Illustrates a case study of a splicing factor complex to regulate cancer-related alternative splicing in cancer. ILF2-ILF3 regulates 228 abnormal alternative splicing events and leads to poor prognosis in LIHC.

To gain insights into the underlying mechanisms of cancer progression and understand the functional roles of the ILF2-ILF3 complex, we conducted a differential analysis. Specifically, we compared patients with high expression of ILF2-ILF3 to those with low expression and identified 676 AS events that exhibited differential values. Among these, 288 AS events were not only differentially expressed between LIHC tumor tissues and normal tissues but also showed an association with the expression of ILF2 and ILF3 (Fig. 5B, Supplementary Table 6). Moreover, conducting a disease enrichment analysis, we discovered that these 288 AS events, located in 135 genes, were significantly enriched in liver diseases and secondary malignant neoplasms of the liver (Fig. 5C). These findings suggest that the ILF2-ILF3 complex and its associated AS events may play essential roles in liver disease progression. Further investigations into the functional implications of these AS events could deepen our understanding of the underlying mechanisms involved and potentially lead to the identification of novel approaches for therapeutic interventions.

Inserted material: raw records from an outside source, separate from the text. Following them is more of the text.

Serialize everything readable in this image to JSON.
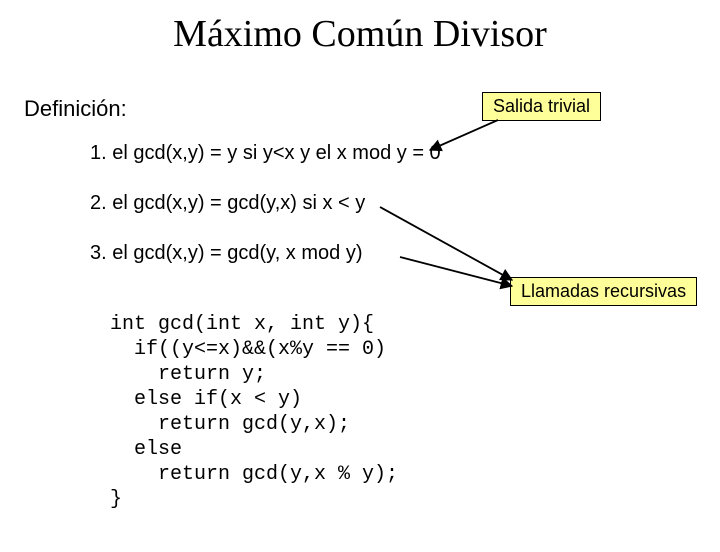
{
  "title": "Máximo Común Divisor",
  "definition_label": "Definición:",
  "callouts": {
    "trivial": "Salida trivial",
    "recursive": "Llamadas recursivas"
  },
  "rules": {
    "r1": "1. el gcd(x,y) = y si y<x y el x mod y  = 0",
    "r2": "2. el gcd(x,y) = gcd(y,x) si x < y",
    "r3": "3. el gcd(x,y) = gcd(y, x mod y)"
  },
  "code": "int gcd(int x, int y){\n  if((y<=x)&&(x%y == 0)\n    return y;\n  else if(x < y)\n    return gcd(y,x);\n  else\n    return gcd(y,x % y);\n}"
}
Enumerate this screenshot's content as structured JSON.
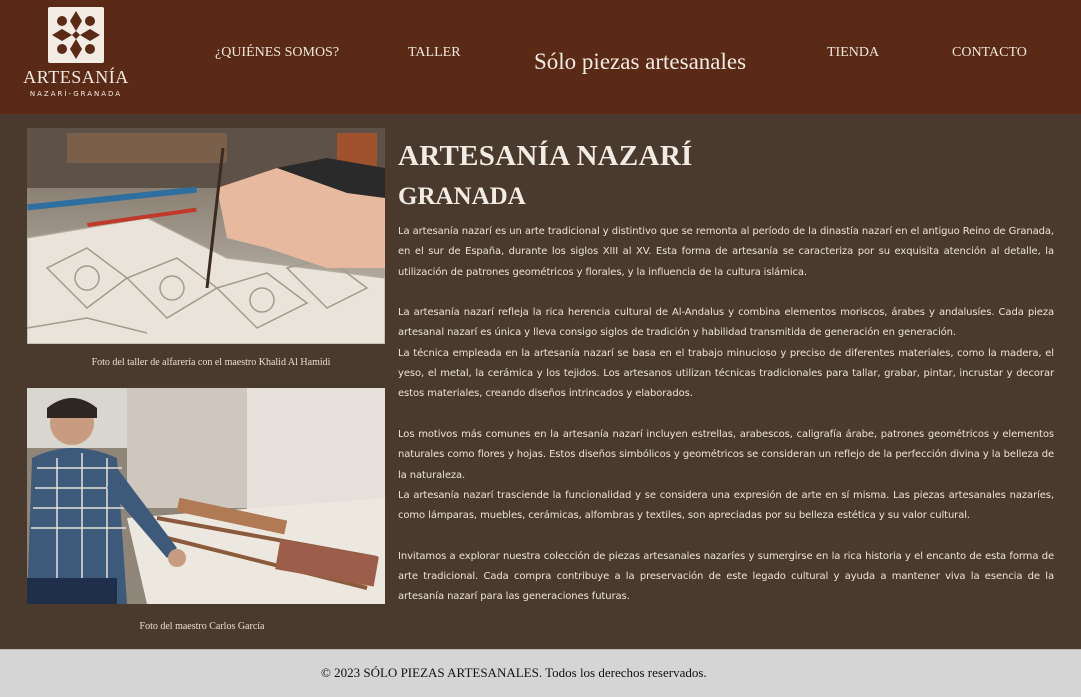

Based on our analysis, we found that 206 occurred in the coding region of genes, indicating potential changes in the protein-coding sequence. Among these AS events, 146 were predicted to result in in-frame alterations, which may lead to changes in the protein’s functional domains or interactions. On the other hand, 60 AS events were predicted to cause frame-shift alterations, potentially resulting in a disruption of the open reading frame and significant changes in the resulting protein. Additionally, 13 AS events were observed in the 5′UTR, while 24 AS events occurred in the 3′ UTR region, suggesting potential regulatory effects on gene expression (Fig. 5D, Supplementary Table 7).

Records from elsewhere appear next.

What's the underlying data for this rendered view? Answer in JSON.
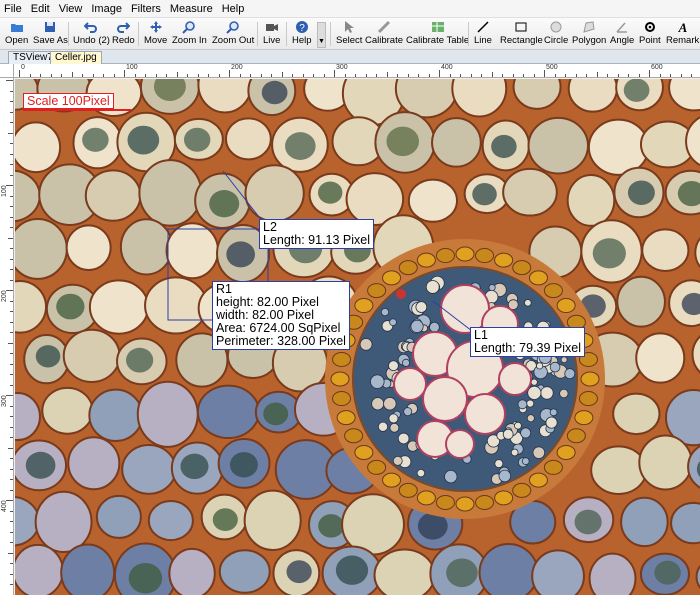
{
  "menu": [
    "File",
    "Edit",
    "View",
    "Image",
    "Filters",
    "Measure",
    "Help"
  ],
  "toolbar": {
    "open": "Open",
    "save_as": "Save As",
    "undo": "Undo (2)",
    "redo": "Redo",
    "move": "Move",
    "zoom_in": "Zoom In",
    "zoom_out": "Zoom Out",
    "live": "Live",
    "help": "Help",
    "select": "Select",
    "calibrate": "Calibrate",
    "calibrate_table": "Calibrate Table",
    "line": "Line",
    "rectangle": "Rectangle",
    "circle": "Circle",
    "polygon": "Polygon",
    "angle": "Angle",
    "point": "Point",
    "remark": "Remark"
  },
  "tabs": [
    "TSView7",
    "Celler.jpg"
  ],
  "ruler": {
    "h_labels": [
      "0",
      "100",
      "200",
      "300",
      "400",
      "500",
      "600"
    ],
    "v_labels": [
      "100",
      "200",
      "300",
      "400"
    ]
  },
  "scale_label": "Scale 100Pixel",
  "measurements": {
    "l2": {
      "name": "L2",
      "length": "Length:  91.13 Pixel"
    },
    "r1": {
      "name": "R1",
      "height": "height:  82.00 Pixel",
      "width": "width:  82.00 Pixel",
      "area": "Area:  6724.00 SqPixel",
      "perimeter": "Perimeter:  328.00 Pixel"
    },
    "l1": {
      "name": "L1",
      "length": "Length:  79.39 Pixel"
    }
  },
  "colors": {
    "measure_line": "#2b3fa8",
    "scale": "#e02020",
    "tissue_bg": "#c8703a"
  }
}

Noting the tumor-suppressing function of MTSS1 in hematopoietic malignancies, it is worth mentioning that the downregulation of MTSS1, potentially caused by DNA methylation, has also been observed in various other cancer types [18–20]. Our findings reveal that exon 7 (chr8:125592791-125592803) skipping in MTSS1 results in a shift in the open reading frame, leading to the exclusion of residues 154 to 157 in O43312. This alteration causes the loss of crucial functional elements such as “chain,” “Compositional bias,” “InterPro Representative Domain,” “Region,” and “Coiled-coil” in Q06481 (Fig. 5E and Supplementary Fig. 2), potentially disrupting the protein’s normal biological functions and structural integrity. Additionally, previous studies have reported the overexpression of ACSM3 suppressing ovarian cancer progression and inhibiting the pathogenesis of high-grade serous ovarian carcinoma by promoting AMPK activity [21]. In the context of this study, the retained intron (chr16:20807811-20808207) in the 3′UTR region of ACSM3 increases the binding of miRNAs such as hsa-mir-3920, hsa-mir-5696, and has-mir-4452 (Supplementary Table 8). The intron retention in ACSM3 leads to mRNA degradation and contributes to a poor prognostic outcome for LIHC (Fig. 5F–H). The ILF2-ILF3 complex is involved in regulating both the exon skipping of MTSS1 and the intron retention in ACSM3, which can lead to the loss of protein function or mRNA degradation (Fig. 6). These mechanisms are significant contributors to the poor prognostic outcomes observed in LIHC. Understanding these regulatory processes is essential for identifying potential therapeutic targets and developing effective strategies to improve patient outcomes. Further research in this area will advance our understanding of LIHC pathogenesis and aid in the development of more targeted and efficient treatment approaches.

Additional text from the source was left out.